Twitterati trolling the Narendra Modi government and officials at oil retailing companies indeed had a fun-filled day when Indian Oil Corp (IOC) clarified that it will cut petrol prices by one paisa, and not by 60 paisa. The outrage is understandable as some major relief was expected after 16 consecutive days of rate hikes post the Karnataka Assembly election. In all, petrol prices were increased by Rs 3.8 per litre and diesel by Rs 3.38. And after this, a one paisa cut looks ridiculous.
A nearly four rupee hike was executed in a fortnight, while nothing much has changed on the taxes front, or with other components that add to the final retail price of fuel, except for a minor dip in the base price of crude oil.
It is illogical to ridicule the IOC for the one paisa figure after crude fell to $75 a barrel. Because retail prices on any given day don't reflect that day's crude oil price movements -- they track a 15-day average, as M K Surana, the chairman of the third-largest fuel retailer, Hindustan Petroleum (HPCL), explained in this interview to The Economic Times.
“There are some formulae on which the day-to-day prices are determined and that is the 15-day rolling price. Now, a part of the day-to-day spikes are taken care of because of the 15-day averaging. Media and analysts often ask us a day after crude prices rise why did fuel price not go up. There is a possibility that when prices are going up product prices may not go up. It may go up slowly because of the impact of the 15-day average. When it is coming down, it will not come down immediately,” Surana said.

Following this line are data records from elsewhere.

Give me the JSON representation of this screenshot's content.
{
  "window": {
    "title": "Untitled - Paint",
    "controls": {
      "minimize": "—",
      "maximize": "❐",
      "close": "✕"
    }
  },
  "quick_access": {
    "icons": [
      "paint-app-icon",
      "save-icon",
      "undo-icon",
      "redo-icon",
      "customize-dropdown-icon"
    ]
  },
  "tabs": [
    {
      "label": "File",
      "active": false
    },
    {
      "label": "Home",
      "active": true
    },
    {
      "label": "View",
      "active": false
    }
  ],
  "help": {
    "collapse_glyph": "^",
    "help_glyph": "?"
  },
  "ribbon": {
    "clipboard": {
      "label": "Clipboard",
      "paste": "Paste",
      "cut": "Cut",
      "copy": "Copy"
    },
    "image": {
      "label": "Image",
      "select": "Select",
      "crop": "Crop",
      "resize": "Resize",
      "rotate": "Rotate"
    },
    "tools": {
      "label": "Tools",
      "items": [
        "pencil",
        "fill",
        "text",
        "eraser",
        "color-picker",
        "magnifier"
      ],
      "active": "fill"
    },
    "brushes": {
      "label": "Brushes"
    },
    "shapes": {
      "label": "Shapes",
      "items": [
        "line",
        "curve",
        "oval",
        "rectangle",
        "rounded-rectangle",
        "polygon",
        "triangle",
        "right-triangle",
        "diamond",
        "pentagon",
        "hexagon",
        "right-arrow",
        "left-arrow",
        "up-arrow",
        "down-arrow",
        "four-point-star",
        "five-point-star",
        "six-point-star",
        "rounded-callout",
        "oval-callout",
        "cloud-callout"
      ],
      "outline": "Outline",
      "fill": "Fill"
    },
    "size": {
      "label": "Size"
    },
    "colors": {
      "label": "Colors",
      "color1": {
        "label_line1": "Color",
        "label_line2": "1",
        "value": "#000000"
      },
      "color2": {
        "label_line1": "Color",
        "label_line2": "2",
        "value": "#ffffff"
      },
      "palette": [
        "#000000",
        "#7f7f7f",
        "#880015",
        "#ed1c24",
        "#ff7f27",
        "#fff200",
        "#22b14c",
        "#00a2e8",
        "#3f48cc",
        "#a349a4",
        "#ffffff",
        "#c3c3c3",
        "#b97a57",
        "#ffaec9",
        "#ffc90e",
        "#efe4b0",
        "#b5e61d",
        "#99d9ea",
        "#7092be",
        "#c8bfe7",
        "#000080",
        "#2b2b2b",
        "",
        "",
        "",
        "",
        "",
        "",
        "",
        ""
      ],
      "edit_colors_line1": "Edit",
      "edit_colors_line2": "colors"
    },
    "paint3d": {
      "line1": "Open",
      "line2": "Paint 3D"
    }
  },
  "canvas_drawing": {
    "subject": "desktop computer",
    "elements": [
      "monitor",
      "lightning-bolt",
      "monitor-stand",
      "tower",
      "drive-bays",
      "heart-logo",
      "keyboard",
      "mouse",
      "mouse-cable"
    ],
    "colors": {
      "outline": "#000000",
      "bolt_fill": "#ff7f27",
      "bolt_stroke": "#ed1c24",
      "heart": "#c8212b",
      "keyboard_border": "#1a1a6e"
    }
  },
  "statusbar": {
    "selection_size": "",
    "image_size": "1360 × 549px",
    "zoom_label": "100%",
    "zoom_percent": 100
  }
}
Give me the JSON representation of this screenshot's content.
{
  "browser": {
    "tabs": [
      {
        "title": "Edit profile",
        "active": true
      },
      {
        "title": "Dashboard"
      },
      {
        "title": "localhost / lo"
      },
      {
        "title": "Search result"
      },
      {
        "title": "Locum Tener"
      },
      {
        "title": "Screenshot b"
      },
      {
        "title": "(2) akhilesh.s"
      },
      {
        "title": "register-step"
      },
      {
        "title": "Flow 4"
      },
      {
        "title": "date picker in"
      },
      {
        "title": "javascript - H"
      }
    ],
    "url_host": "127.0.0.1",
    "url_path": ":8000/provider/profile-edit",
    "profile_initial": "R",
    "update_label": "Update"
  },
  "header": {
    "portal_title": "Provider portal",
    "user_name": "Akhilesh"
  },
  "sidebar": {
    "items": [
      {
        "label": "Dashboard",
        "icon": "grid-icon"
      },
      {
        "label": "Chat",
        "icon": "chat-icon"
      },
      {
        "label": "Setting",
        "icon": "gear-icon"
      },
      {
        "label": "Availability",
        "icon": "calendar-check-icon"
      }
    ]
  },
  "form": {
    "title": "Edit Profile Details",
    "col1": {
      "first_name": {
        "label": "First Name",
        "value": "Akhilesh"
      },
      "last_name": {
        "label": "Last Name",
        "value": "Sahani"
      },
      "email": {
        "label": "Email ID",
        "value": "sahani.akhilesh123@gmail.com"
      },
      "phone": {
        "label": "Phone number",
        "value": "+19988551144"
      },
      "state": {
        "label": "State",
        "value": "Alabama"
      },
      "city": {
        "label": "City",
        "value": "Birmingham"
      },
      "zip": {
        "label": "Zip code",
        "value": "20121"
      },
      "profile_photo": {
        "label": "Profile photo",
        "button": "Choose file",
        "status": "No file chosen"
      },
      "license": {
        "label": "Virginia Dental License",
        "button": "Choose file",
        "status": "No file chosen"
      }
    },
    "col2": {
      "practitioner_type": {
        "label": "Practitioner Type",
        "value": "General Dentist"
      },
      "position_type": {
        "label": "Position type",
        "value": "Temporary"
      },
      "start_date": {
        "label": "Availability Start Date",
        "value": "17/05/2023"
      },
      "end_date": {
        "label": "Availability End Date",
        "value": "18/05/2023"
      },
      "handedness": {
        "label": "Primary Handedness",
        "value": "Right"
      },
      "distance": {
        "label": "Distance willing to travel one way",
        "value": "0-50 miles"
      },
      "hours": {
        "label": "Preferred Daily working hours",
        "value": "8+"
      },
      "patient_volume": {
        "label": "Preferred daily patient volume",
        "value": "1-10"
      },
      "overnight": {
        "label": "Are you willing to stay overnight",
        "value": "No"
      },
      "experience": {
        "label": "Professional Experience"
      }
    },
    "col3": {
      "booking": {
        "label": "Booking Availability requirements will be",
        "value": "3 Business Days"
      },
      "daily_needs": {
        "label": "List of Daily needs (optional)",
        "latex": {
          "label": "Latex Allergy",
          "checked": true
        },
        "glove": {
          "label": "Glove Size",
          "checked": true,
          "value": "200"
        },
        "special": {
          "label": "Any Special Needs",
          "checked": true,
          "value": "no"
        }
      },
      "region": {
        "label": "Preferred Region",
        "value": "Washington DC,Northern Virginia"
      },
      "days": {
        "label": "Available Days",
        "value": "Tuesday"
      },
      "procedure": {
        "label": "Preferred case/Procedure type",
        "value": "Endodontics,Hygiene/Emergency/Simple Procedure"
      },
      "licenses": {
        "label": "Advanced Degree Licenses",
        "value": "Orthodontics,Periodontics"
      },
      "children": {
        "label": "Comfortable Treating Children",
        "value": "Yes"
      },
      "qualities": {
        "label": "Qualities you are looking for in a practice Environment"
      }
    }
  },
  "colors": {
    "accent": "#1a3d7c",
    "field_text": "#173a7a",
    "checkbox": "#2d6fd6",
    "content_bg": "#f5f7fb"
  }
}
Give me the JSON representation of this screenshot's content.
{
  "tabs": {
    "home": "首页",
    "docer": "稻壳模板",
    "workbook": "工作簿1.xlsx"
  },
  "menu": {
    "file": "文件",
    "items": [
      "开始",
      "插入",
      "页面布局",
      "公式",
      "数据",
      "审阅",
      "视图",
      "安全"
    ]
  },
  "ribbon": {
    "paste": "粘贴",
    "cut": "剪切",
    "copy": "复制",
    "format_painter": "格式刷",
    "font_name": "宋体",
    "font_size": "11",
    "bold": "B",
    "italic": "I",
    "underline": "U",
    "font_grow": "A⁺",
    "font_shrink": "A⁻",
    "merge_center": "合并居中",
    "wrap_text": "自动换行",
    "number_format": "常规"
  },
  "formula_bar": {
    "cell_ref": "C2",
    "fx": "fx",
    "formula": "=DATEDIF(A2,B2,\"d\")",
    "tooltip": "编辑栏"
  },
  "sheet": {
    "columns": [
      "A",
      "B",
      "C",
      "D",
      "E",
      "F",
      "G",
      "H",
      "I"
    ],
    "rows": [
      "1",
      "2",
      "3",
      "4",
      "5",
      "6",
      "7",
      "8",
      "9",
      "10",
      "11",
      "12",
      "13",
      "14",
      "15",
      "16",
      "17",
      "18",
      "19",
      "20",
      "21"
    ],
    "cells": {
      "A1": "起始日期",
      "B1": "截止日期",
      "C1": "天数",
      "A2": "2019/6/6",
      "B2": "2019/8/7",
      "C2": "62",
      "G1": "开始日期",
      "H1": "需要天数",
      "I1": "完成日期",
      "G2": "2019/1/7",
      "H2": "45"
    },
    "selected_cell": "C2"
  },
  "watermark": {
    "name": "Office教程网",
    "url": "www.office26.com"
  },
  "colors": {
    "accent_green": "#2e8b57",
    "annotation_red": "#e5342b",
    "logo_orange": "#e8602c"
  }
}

One must remember that oil marketing companies (OMCs) take multiple components into account to arrive at retail prices. One can find the break-up of retail fuel prices on the IOC website, but details about how OMCs decide on the quantum of hikes or cuts isn’t in the public domain. Hence, for the time being, let’s take the full one paise cut by IOC as a case of a random reduction based on its internal formula.
There are many theoretical solutions for the fuel price problem, but unfortunately economists don’t decide fuel rates. For instance, an SBI research report claims to have found a way out of the fuel price deadlock. Citing an analysis of 19 states, it says for every $1/barrel increase in oil prices, the states could have gained at least an additional Rs 18,728 crore of revenue / Rs 2,675 crore additional revenue over and above the budget estimates.
“Given that these revenue if foregone will not impact states fiscal position, we estimate that on an average, states can cut petrol prices by Rs 2.65 /litre and diesel by Rs 2/ litre, if the entire revenue gain was to be neutralised,” the report says. Secondly, states can impose VAT on base price and not on prices inclusive of Centre’s tax, the report suggests. “If this was the case, diesel prices could further reduce by Rs 3.75 /litre and petrol prices by Rs 5.75/ litre. However, if this was to happen, the state will have to forego Rs 34,627 crore in tax revenues / 0.2 percent of consolidated fiscal deficit of states,” the report says.
Now, the problem is that there are a lot of 'ifs' and 'buts' in the solution and it is unlikely to be a workable idea. Most state governments are running tight on finances and, even the BJP ruled states may not take these suggestions in good spirit.
The fact is that no solution has been found as yet for a reduction in fuel prices from the government's side — nothing on taxes or on margins charged by companies. It will take time for changes in crude price, if at all there is a meaningful change, to reflect in retail prices. That can come only if oil cartel OPEC decides (when it meets next month) to up crude production and if prevailing geopolitical concerns dissipate.
Domestically, fuel prices are decided by factoring in central excise duty, state-level levies and margins charged by oil retailers. When none of these have changed and the government is only making statements of an immediate solution, why do we expect even a one paisa cut?